Every Child in School, Every Day kicked off its fifth year of collaboration between volunteers from JPMorgan Chase Bank and the Chicago Coalition for the Homeless.
A May 22 kick-off lunch drew 33 bank volunteers to learn more about this year’s outreach plans. After four years of focusing on the city’s Austin neighborhood, the project will target its 2013 outreach to teenagers – homeless and unaccompanied youth across Chicago, including youth who are not in school.
“We are unbelievably proud of this signature project, Every Child in School, Every Day. The name kind of says it all,” said Michael Lipsitz, General Counsel for Consumer and Business Banking, and chairman of Chase’s National Pro Bono Committee.
(Above from left, Dale Granchalek, Michael Lipsitz and Sharlita Davis)
Mr. Lipsitz noted that Chase project chair Sharlita Davis shows “an enthusiasm that is unstoppable.” Ms. Davis, a CCH Board member, coordinates Chase’s involvement in the school outreach program she helped found in 2009. This year’s outreach was planned by Ms. Davis with assistance from Molly Carpenter, General Counsel for Commercial Banking.
“We have volunteers from every line of business,” said Ms. Davis, Assistant Vice President and Contract Officer in the IP & Technology Law Group. “That says so much about this organization. We’ve been out in the rain, literally with no umbrellas, and people do it with smiles on their faces.”
During the lunch, awards were presented to three dedicated volunteers: retired Chase attorney Dale Granchalek, Stephanie Ciupa (Government Lockbox), and Ida Riddle (Business Banking).
“The fact is, the children appreciate it so much, and you really feel like you’re making a difference in people’s lives,” Riddle told her fellow volunteers.
Plans for 2013 include distributing at least 25,000 pieces of outreach material through programs that serve teens citywide, including youth not currently in school. CCH’s Youth Futures mobile legal aid van will offer 14 legal aid clinics for homeless students at nine high schools, including six clinics at Tilden, which enrolls more than 200 homeless students. Outreach materials explain to homeless teens that they have a right to enroll in school without delay, or that they can apply to waive school and graduation fees that often cost hundreds of dollars a year.
Last year’s outreach was again effective, made possible by a generous grant from the JPMorgan Chase Foundation. More than 36,400 door hangers, posters and informational brochures were distributed, including 2,000 pieces distributed by CPS community organizers and regional homeless liaisons serving suburban schools. Handling the 25 outreach events were CCH staff, law interns, and 78 Chase bank staffers who donated 140 volunteer days.
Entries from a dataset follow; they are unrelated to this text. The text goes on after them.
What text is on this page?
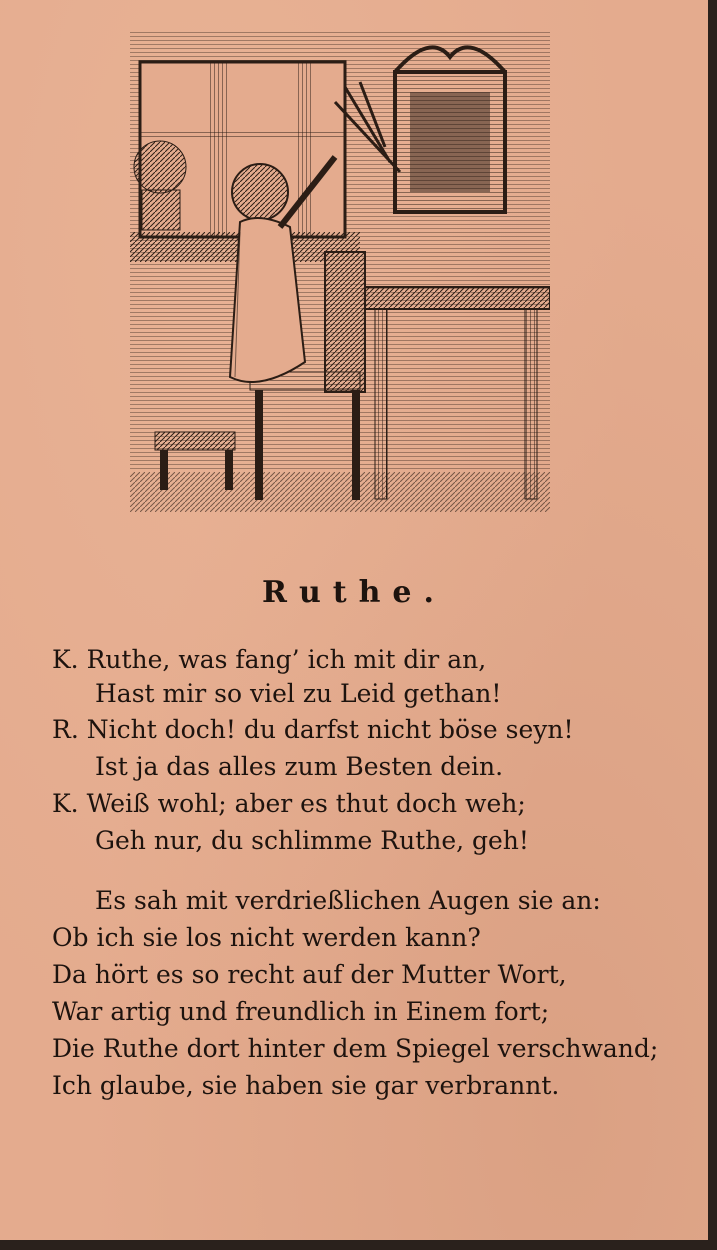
Ruthe.
K. Ruthe, was fang’ ich mit dir an,
Hast mir so viel zu Leid gethan!
R. Nicht doch! du darfst nicht böse seyn!
Ist ja das alles zum Besten dein.
K. Weiß wohl; aber es thut doch weh;
Geh nur, du schlimme Ruthe, geh!
Es sah mit verdrießlichen Augen sie an:
Ob ich sie los nicht werden kann?
Da hört es so recht auf der Mutter Wort,
War artig und freundlich in Einem fort;
Die Ruthe dort hinter dem Spiegel verschwand;
Ich glaube, sie haben sie gar verbrannt.
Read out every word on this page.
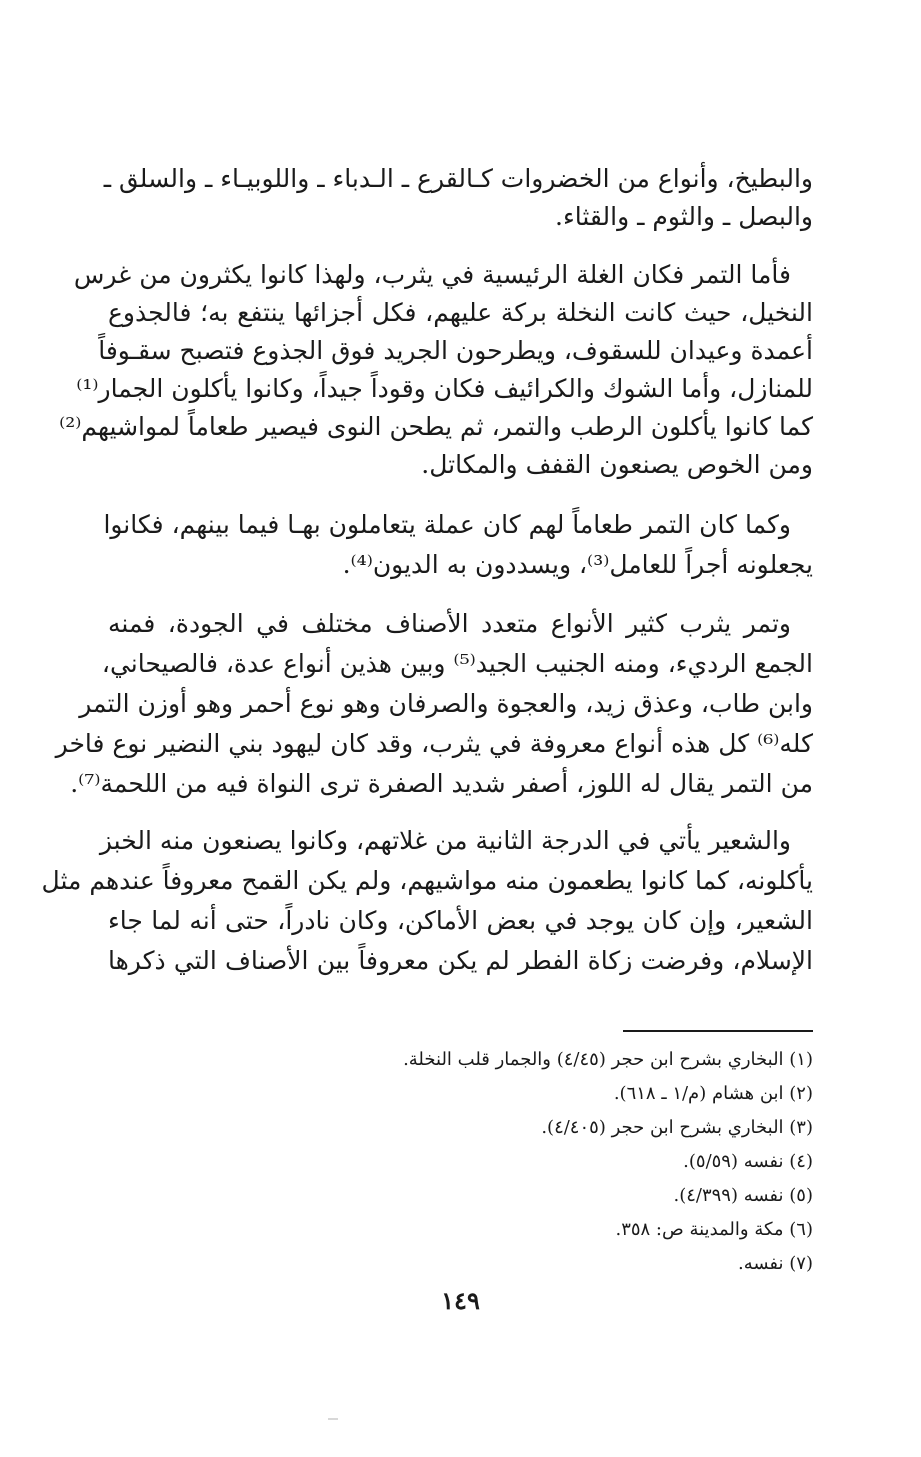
والبطيخ، وأنواع من الخضروات كـالقرع ـ الـدباء ـ واللوبيـاء ـ والسلق ـ
والبصل ـ والثوم ـ والقثاء.
فأما التمر فكان الغلة الرئيسية في يثرب، ولهذا كانوا يكثرون من غرس
النخيل، حيث كانت النخلة بركة عليهم، فكل أجزائها ينتفع به؛ فالجذوع
أعمدة وعيدان للسقوف، ويطرحون الجريد فوق الجذوع فتصبح سقـوفاً
للمنازل، وأما الشوك والكرائيف فكان وقوداً جيداً، وكانوا يأكلون الجمار⁽¹⁾
كما كانوا يأكلون الرطب والتمر، ثم يطحن النوى فيصير طعاماً لمواشيهم⁽²⁾
ومن الخوص يصنعون القفف والمكاتل.
وكما كان التمر طعاماً لهم كان عملة يتعاملون بهـا فيما بينهم، فكانوا
يجعلونه أجراً للعامل⁽³⁾، ويسددون به الديون⁽⁴⁾.
وتمر يثرب كثير الأنواع متعدد الأصناف مختلف في الجودة، فمنه
الجمع الرديء، ومنه الجنيب الجيد⁽⁵⁾ وبين هذين أنواع عدة، فالصيحاني،
وابن طاب، وعذق زيد، والعجوة والصرفان وهو نوع أحمر وهو أوزن التمر
كله⁽⁶⁾ كل هذه أنواع معروفة في يثرب، وقد كان ليهود بني النضير نوع فاخر
من التمر يقال له اللوز، أصفر شديد الصفرة ترى النواة فيه من اللحمة⁽⁷⁾.
والشعير يأتي في الدرجة الثانية من غلاتهم، وكانوا يصنعون منه الخبز
يأكلونه، كما كانوا يطعمون منه مواشيهم، ولم يكن القمح معروفاً عندهم مثل
الشعير، وإن كان يوجد في بعض الأماكن، وكان نادراً، حتى أنه لما جاء
الإسلام، وفرضت زكاة الفطر لم يكن معروفاً بين الأصناف التي ذكرها
(١) البخاري بشرح ابن حجر (٤/٤٥) والجمار قلب النخلة.
(٢) ابن هشام (م/١ ـ ٦١٨).
(٣) البخاري بشرح ابن حجر (٤/٤٠٥).
(٤) نفسه (٥/٥٩).
(٥) نفسه (٤/٣٩٩).
(٦) مكة والمدينة ص: ٣٥٨.
(٧) نفسه.
١٤٩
Six professional trainings run by CCH attorneys reached 141 professionals and community members, including legal training taken by seven Chase attorneys.
During the project year, CCH legal aid attorneys handled 27 pro bono cases affecting 40 homeless students from Austin. An additional 24 cases affecting 37 students living in other city neighborhoods who found legal help through the Chase outreach materials.
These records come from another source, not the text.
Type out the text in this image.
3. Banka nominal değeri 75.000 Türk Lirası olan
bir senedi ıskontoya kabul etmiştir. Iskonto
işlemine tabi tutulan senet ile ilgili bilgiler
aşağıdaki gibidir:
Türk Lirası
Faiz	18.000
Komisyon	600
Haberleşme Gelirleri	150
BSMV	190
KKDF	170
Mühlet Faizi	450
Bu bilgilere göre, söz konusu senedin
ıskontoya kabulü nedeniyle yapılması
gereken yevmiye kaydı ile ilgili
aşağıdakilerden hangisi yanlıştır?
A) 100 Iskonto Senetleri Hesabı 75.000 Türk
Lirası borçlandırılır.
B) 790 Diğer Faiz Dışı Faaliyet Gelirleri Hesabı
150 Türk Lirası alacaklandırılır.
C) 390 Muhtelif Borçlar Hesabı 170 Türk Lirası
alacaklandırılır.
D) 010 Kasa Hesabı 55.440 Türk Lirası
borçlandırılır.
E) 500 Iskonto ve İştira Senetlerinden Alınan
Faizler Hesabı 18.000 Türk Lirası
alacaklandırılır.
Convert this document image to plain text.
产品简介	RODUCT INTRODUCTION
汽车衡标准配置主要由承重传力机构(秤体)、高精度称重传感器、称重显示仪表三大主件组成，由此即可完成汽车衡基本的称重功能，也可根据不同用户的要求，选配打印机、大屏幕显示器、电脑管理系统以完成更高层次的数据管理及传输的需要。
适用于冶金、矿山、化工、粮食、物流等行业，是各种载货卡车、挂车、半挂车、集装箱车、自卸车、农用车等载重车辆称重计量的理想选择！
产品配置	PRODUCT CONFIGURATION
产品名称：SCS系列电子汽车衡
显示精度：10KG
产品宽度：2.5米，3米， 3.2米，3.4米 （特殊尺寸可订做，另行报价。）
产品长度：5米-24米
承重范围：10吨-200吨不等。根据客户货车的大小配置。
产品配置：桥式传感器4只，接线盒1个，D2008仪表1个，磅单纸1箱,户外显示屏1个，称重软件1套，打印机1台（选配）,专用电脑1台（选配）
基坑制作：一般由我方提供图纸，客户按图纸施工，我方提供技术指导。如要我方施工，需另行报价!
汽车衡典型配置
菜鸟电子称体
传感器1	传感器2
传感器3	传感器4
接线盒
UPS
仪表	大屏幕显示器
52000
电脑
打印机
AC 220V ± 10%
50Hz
In four years of Austin-focused outreach, the West Side neighborhood saw large gains in the number of identified homeless students: 931 homeless students (preschool – 12th grade) were enrolled in Austin’s 27 schools in December 2012. In four years, Austin’s homeless student count increased almost two and a half times (247.6%) from 376 pupils in 2008. That increase is almost four times the 62% increase in Chicago’s citywide homeless enrollment over four years (totaling 17,255 by June 2012).
The 2013 kickoff included a talk by Sonovia Petty, a once homeless mother who works as an organizer for Chicago Legal Aid for Incarcerated Mothers (CLAIM). Ms. Petty described how she was a homeless teen mom who dropped out of high school, developed a drug addiction and eventually went to prison. Released in 2009, she met a CCH organizer through a shelter outreach program. Ms. Petty involved herself as a leader in the CCH Speakers Bureau, honed her job skills, and reunited with her children.
“I’ll be 40 this year. I’m not where I want to be, but I ain’t where I used to be,” she said, thanking the volunteers for helping other teens now coping with what she lived through.